At the same time, the district embedded this work into its strategic plan. For the past four years, Oskaloosa Schools has prioritized “engaged and transferable learning,” a focus that emphasizes skills students can carry from one setting to another. That vision is reinforced through the district’s Portrait of a Learner, which identifies six competencies every graduate should demonstrate.
“The hub fits directly into that focus,” DeVore said. “When students connect learning to authentic work experiences, engagement goes up and skills become transferable. They’re not just learning something once. They’re learning how to use it.”
The Innovation Hub, led by teacher Carrie Bihn, grew from this foundation.

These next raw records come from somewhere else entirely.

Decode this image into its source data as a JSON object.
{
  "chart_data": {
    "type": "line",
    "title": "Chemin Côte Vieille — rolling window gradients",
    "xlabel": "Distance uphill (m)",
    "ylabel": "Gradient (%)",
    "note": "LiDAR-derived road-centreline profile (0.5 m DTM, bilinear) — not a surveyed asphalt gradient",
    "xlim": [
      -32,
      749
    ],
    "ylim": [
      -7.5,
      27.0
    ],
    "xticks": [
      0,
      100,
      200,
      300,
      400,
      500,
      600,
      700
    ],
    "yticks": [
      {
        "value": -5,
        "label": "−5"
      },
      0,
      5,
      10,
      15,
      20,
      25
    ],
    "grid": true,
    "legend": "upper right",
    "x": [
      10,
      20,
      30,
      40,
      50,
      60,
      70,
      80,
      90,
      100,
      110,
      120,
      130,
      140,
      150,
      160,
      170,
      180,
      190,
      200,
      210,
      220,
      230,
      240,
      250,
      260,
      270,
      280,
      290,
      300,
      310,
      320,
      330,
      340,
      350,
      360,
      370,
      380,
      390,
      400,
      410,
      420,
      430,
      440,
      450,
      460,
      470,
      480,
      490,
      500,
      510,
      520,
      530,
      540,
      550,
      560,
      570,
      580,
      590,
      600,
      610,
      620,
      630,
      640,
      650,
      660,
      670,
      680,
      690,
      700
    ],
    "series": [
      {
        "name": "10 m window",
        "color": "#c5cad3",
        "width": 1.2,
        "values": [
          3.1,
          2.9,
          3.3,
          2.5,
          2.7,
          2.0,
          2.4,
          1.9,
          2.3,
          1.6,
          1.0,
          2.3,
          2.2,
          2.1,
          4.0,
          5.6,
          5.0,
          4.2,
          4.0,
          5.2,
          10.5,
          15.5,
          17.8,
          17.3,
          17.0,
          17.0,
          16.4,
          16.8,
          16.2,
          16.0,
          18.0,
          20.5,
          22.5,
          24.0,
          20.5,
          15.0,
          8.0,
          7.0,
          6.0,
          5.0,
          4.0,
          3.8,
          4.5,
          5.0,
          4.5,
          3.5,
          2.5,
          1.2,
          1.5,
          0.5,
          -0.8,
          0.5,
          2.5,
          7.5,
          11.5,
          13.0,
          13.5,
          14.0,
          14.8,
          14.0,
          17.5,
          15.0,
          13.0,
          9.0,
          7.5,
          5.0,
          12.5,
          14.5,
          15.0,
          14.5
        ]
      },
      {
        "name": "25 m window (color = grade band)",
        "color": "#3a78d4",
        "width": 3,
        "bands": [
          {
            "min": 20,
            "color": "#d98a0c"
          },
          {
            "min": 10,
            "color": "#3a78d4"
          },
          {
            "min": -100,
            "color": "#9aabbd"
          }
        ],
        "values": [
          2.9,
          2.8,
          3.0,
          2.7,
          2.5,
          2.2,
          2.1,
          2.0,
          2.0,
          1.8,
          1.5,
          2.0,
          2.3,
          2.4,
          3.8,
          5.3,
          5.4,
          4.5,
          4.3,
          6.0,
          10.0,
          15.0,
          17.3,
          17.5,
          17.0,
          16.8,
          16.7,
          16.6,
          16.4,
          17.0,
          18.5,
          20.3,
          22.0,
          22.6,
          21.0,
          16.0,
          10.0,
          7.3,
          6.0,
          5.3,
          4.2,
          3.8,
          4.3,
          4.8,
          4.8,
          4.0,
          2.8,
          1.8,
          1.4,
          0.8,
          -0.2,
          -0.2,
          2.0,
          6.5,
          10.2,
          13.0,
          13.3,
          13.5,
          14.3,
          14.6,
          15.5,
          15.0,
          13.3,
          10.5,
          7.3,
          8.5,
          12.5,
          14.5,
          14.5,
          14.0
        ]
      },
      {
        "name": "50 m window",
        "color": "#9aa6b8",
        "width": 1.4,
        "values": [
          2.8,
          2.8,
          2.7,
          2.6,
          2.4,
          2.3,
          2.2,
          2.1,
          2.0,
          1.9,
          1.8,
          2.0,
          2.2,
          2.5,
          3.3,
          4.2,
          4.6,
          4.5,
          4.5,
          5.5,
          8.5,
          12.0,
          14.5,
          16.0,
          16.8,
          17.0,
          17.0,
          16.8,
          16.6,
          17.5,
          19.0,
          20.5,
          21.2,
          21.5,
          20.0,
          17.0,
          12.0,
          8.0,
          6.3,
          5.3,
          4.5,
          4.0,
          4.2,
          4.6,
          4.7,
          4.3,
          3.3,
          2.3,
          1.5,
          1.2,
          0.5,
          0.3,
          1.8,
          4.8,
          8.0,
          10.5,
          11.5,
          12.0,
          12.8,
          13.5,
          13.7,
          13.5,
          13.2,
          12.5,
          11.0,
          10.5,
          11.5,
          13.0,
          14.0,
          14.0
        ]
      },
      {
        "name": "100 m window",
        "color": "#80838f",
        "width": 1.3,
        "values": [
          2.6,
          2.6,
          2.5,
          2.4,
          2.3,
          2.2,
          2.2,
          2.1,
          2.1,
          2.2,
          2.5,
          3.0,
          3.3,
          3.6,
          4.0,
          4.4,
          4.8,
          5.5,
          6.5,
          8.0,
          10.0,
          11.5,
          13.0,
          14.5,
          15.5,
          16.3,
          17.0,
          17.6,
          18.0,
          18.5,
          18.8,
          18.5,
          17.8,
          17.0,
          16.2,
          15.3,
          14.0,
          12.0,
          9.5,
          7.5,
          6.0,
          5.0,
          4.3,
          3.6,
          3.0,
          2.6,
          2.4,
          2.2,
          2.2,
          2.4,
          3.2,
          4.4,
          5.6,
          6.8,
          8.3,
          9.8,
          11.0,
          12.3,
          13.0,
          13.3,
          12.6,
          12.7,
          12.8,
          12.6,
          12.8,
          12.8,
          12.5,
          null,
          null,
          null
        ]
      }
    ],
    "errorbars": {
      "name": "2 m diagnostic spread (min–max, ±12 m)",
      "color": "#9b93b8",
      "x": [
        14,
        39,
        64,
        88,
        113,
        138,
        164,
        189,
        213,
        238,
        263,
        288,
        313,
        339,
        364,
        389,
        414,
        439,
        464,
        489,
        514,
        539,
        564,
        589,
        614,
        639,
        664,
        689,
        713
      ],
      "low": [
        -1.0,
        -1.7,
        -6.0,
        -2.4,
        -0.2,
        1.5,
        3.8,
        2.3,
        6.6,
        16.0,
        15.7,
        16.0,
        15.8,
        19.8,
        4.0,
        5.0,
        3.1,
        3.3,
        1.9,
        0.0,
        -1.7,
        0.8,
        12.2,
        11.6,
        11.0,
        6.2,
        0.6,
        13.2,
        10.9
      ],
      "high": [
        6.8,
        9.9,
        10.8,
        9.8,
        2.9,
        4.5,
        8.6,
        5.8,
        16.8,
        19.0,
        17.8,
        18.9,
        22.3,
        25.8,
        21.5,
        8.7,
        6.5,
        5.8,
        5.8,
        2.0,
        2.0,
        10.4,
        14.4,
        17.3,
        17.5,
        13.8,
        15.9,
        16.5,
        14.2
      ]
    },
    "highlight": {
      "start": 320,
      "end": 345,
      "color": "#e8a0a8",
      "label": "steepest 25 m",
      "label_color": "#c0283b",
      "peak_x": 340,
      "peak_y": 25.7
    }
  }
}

Drawing on years of experience with project-based learning, Bihn has worked with students to take on real projects from local businesses and community organizations, while also encouraging students to pursue passion projects that benefit others.
“What I’ve seen is an increase in student pride,” Bihn said. “When their work is for someone beyond their teacher, it matters more. Students take ownership, and for some, it opens doors to career paths they never considered.”
Kirby said the Innovation Hub’s off-campus location is intentional. Schools, he noted, have their own culture, and students often behave differently once they walk through the doors.
“If we want students to practice real-world skills, we need to put them in real-world environments,” Kirby said. “That authenticity changes expectations and behavior.”
Together, these efforts represent a deliberate shift, not away from strong classroom instruction, but toward expanding opportunities for students to apply what they learn. Building Trades allows students to construct real structures. Spirit Cafe places students in charge of running a business. OVP gives students professional-level experience in media production. The Innovation Hub builds on that success by opening the door to even more community-connected projects.
Currently, eight students are participating in the Innovation Hub program. District leaders said interest from students continues to grow, but additional enrollment is limited by available space. As the district looks ahead, expanding access to the Innovation Hub will depend on securing additional space and resources to support more students while maintaining the quality and authenticity of the experience.
The work has required patience and partnership. Kirby emphasized that the school district cannot do it alone.
“This is a true collaboration,” he said. “Our community gives students real opportunities, and in return, students give back through their work. It’s a win for everyone.”
As Oskaloosa Schools celebrates five years of listening, research, and steady progress, district leaders say the work is far from finished. The focus remains on optimizing and expanding authentic learning opportunities so more students can access experiences that are meaningful, challenging and connected to life beyond school. The result is not just new programs, but a stronger alignment between what students learn, what the community needs, and how Oskaloosa prepares its next generation of leaders.